Европеец кивнул Тони.

– Прошу извинить, хозяин, – сказал Тони. – Больно не будет, и это быстро…

Он приставил кольт к основанию черепа тучного и выстрелил. Кажется, у китайца была вставная золотая челюсть. Желтоватые осколки разлетелись вместе с кровью и мозгом.

Недоверчиво посасывая ус, европеец снова высунулся из окна. С противоположной стороны улицы на него смотрела гигантская лепная гаруда птица буддийских мифов, взятая «Бангкок бэнк» в качестве фирменного знака. Она простирала крылья над банковским фронтоном, излучая грабительский фэн шуй в сторону окна, из которого высовывался усатый фаранг в жилетке фотографа.

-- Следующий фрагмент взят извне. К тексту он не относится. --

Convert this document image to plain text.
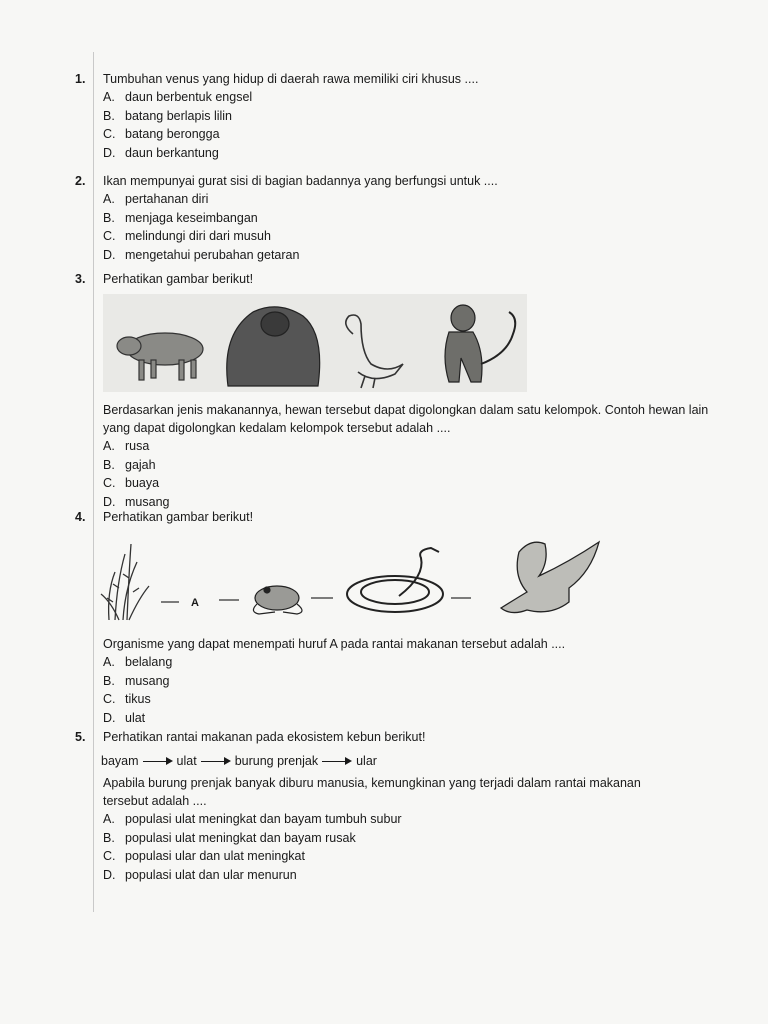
1.	Tumbuhan venus yang hidup di daerah rawa memiliki ciri khusus ....
A. daun berbentuk engsel
B. batang berlapis lilin
C. batang berongga
D. daun berkantung
2.	Ikan mempunyai gurat sisi di bagian badannya yang berfungsi untuk ....
A. pertahanan diri
B. menjaga keseimbangan
C. melindungi diri dari musuh
D. mengetahui perubahan getaran
3.	Perhatikan gambar berikut!
Berdasarkan jenis makanannya, hewan tersebut dapat digolongkan dalam satu kelompok. Contoh hewan lain yang dapat digolongkan kedalam kelompok tersebut adalah ....
A. rusa
B. gajah
C. buaya
D. musang
4.	Perhatikan gambar berikut!
A
Organisme yang dapat menempati huruf A pada rantai makanan tersebut adalah ....
A. belalang
B. musang
C. tikus
D. ulat
5.	Perhatikan rantai makanan pada ekosistem kebun berikut!
bayam	ulat	burung prenjak	ular
Apabila burung prenjak banyak diburu manusia, kemungkinan yang terjadi dalam rantai makanan tersebut adalah ....
A. populasi ulat meningkat dan bayam tumbuh subur
B. populasi ulat meningkat dan bayam rusak
C. populasi ular dan ulat meningkat
D. populasi ulat dan ular menurun
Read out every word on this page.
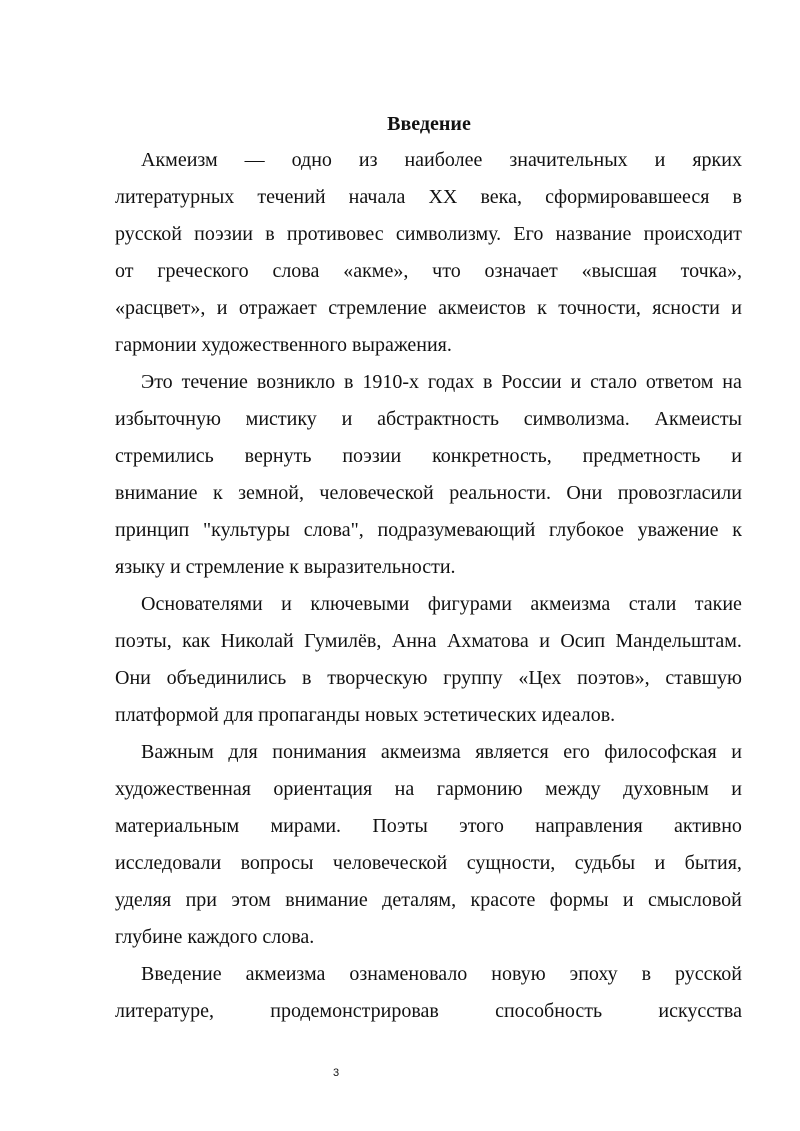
Введение
Акмеизм — одно из наиболее значительных и ярких
литературных течений начала XX века, сформировавшееся в
русской поэзии в противовес символизму. Его название происходит
от греческого слова «акме», что означает «высшая точка»,
«расцвет», и отражает стремление акмеистов к точности, ясности и
гармонии художественного выражения.
Это течение возникло в 1910-х годах в России и стало ответом на
избыточную мистику и абстрактность символизма. Акмеисты
стремились вернуть поэзии конкретность, предметность и
внимание к земной, человеческой реальности. Они провозгласили
принцип "культуры слова", подразумевающий глубокое уважение к
языку и стремление к выразительности.
Основателями и ключевыми фигурами акмеизма стали такие
поэты, как Николай Гумилёв, Анна Ахматова и Осип Мандельштам.
Они объединились в творческую группу «Цех поэтов», ставшую
платформой для пропаганды новых эстетических идеалов.
Важным для понимания акмеизма является его философская и
художественная ориентация на гармонию между духовным и
материальным мирами. Поэты этого направления активно
исследовали вопросы человеческой сущности, судьбы и бытия,
уделяя при этом внимание деталям, красоте формы и смысловой
глубине каждого слова.
Введение акмеизма ознаменовало новую эпоху в русской
литературе,	продемонстрировав	способность	искусства
3
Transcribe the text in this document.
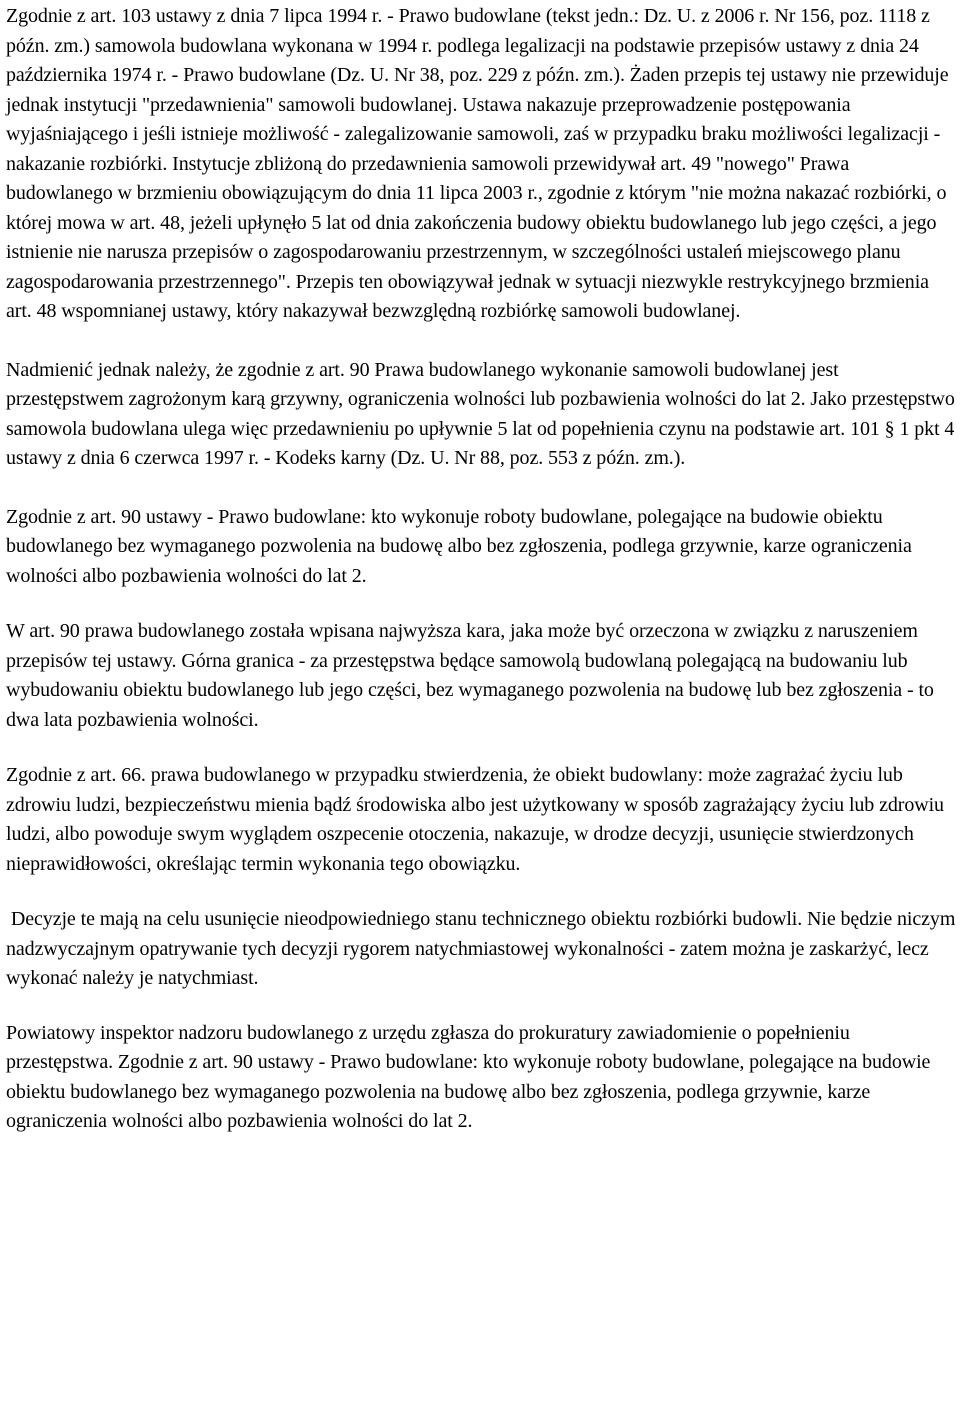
Zgodnie z art. 103 ustawy z dnia 7 lipca 1994 r. - Prawo budowlane (tekst jedn.: Dz. U. z 2006 r. Nr 156, poz. 1118 z późn. zm.) samowola budowlana wykonana w 1994 r. podlega legalizacji na podstawie przepisów ustawy z dnia 24 października 1974 r. - Prawo budowlane (Dz. U. Nr 38, poz. 229 z późn. zm.). Żaden przepis tej ustawy nie przewiduje jednak instytucji "przedawnienia" samowoli budowlanej. Ustawa nakazuje przeprowadzenie postępowania wyjaśniającego i jeśli istnieje możliwość - zalegalizowanie samowoli, zaś w przypadku braku możliwości legalizacji - nakazanie rozbiórki. Instytucje zbliżoną do przedawnienia samowoli przewidywał art. 49 "nowego" Prawa budowlanego w brzmieniu obowiązującym do dnia 11 lipca 2003 r., zgodnie z którym "nie można nakazać rozbiórki, o której mowa w art. 48, jeżeli upłynęło 5 lat od dnia zakończenia budowy obiektu budowlanego lub jego części, a jego istnienie nie narusza przepisów o zagospodarowaniu przestrzennym, w szczególności ustaleń miejscowego planu zagospodarowania przestrzennego". Przepis ten obowiązywał jednak w sytuacji niezwykle restrykcyjnego brzmienia art. 48 wspomnianej ustawy, który nakazywał bezwzględną rozbiórkę samowoli budowlanej.

Nadmienić jednak należy, że zgodnie z art. 90 Prawa budowlanego wykonanie samowoli budowlanej jest przestępstwem zagrożonym karą grzywny, ograniczenia wolności lub pozbawienia wolności do lat 2. Jako przestępstwo samowola budowlana ulega więc przedawnieniu po upływnie 5 lat od popełnienia czynu na podstawie art. 101 § 1 pkt 4 ustawy z dnia 6 czerwca 1997 r. - Kodeks karny (Dz. U. Nr 88, poz. 553 z późn. zm.).

Zgodnie z art. 90 ustawy - Prawo budowlane: kto wykonuje roboty budowlane, polegające na budowie obiektu budowlanego bez wymaganego pozwolenia na budowę albo bez zgłoszenia, podlega grzywnie, karze ograniczenia wolności albo pozbawienia wolności do lat 2.

W art. 90 prawa budowlanego została wpisana najwyższa kara, jaka może być orzeczona w związku z naruszeniem przepisów tej ustawy. Górna granica - za przestępstwa będące samowolą budowlaną polegającą na budowaniu lub wybudowaniu obiektu budowlanego lub jego części, bez wymaganego pozwolenia na budowę lub bez zgłoszenia - to dwa lata pozbawienia wolności.

Zgodnie z art. 66. prawa budowlanego w przypadku stwierdzenia, że obiekt budowlany: może zagrażać życiu lub zdrowiu ludzi, bezpieczeństwu mienia bądź środowiska albo jest użytkowany w sposób zagrażający życiu lub zdrowiu ludzi, albo powoduje swym wyglądem oszpecenie otoczenia, nakazuje, w drodze decyzji, usunięcie stwierdzonych nieprawidłowości, określając termin wykonania tego obowiązku.

Decyzje te mają na celu usunięcie nieodpowiedniego stanu technicznego obiektu rozbiórki budowli. Nie będzie niczym nadzwyczajnym opatrywanie tych decyzji rygorem natychmiastowej wykonalności - zatem można je zaskarżyć, lecz wykonać należy je natychmiast.

Powiatowy inspektor nadzoru budowlanego z urzędu zgłasza do prokuratury zawiadomienie o popełnieniu przestępstwa. Zgodnie z art. 90 ustawy - Prawo budowlane: kto wykonuje roboty budowlane, polegające na budowie obiektu budowlanego bez wymaganego pozwolenia na budowę albo bez zgłoszenia, podlega grzywnie, karze ograniczenia wolności albo pozbawienia wolności do lat 2.
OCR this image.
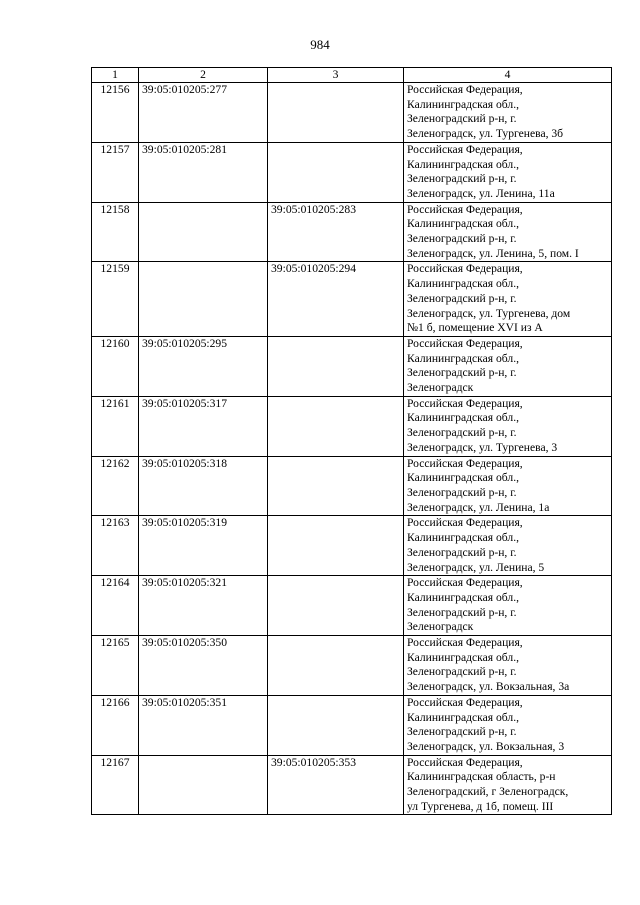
984
1	2	3	4
12156	39:05:010205:277		Российская Федерация,
Калининградская обл.,
Зеленоградский р-н, г.
Зеленоградск, ул. Тургенева, 3б

12157	39:05:010205:281		Российская Федерация,
Калининградская обл.,
Зеленоградский р-н, г.
Зеленоградск, ул. Ленина, 11а

12158		39:05:010205:283	Российская Федерация,
Калининградская обл.,
Зеленоградский р-н, г.
Зеленоградск, ул. Ленина, 5, пом. I

12159		39:05:010205:294	Российская Федерация,
Калининградская обл.,
Зеленоградский р-н, г.
Зеленоградск, ул. Тургенева, дом
№1 б, помещение XVI из А

12160	39:05:010205:295		Российская Федерация,
Калининградская обл.,
Зеленоградский р-н, г.
Зеленоградск

12161	39:05:010205:317		Российская Федерация,
Калининградская обл.,
Зеленоградский р-н, г.
Зеленоградск, ул. Тургенева, 3

12162	39:05:010205:318		Российская Федерация,
Калининградская обл.,
Зеленоградский р-н, г.
Зеленоградск, ул. Ленина, 1а

12163	39:05:010205:319		Российская Федерация,
Калининградская обл.,
Зеленоградский р-н, г.
Зеленоградск, ул. Ленина, 5

12164	39:05:010205:321		Российская Федерация,
Калининградская обл.,
Зеленоградский р-н, г.
Зеленоградск

12165	39:05:010205:350		Российская Федерация,
Калининградская обл.,
Зеленоградский р-н, г.
Зеленоградск, ул. Вокзальная, 3а

12166	39:05:010205:351		Российская Федерация,
Калининградская обл.,
Зеленоградский р-н, г.
Зеленоградск, ул. Вокзальная, 3

12167		39:05:010205:353	Российская Федерация,
Калининградская область, р-н
Зеленоградский, г Зеленоградск,
ул Тургенева, д 1б, помещ. III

Европеец обернулся к девушке, которая, положив подбородок на подтянутые колени, безучастно смотрела перед собой.

– Эй!

– Что еще? – спросила она в растяжку.

– Ты под кайфом, что ли? Можешь мне сказать, который сейчас час?

– Ну, тысяча пятнадцать…

– Скажи нормально!

– Ну, десять пятнадцать.

Европеец вытянул из внутреннего кармана жилета пластмассовое полешко сотового телефона. Набрал номер и сказал:

– По графику.

Они аккуратно прикрыли решетку, потом дверь квартиры. Нажимая кнопку седьмого этажа, чтобы снять с засады третьего бойца, европеец сказал:

– Все-таки предрассудки, Тони, чудовищно нелепая вещь… Взять хотя бы это дурацкое зеркало.

Третий, входя, услышал конец фразы.

– На Арабской улице в Сингапуре над дверями вешают стручки перца против сглаза…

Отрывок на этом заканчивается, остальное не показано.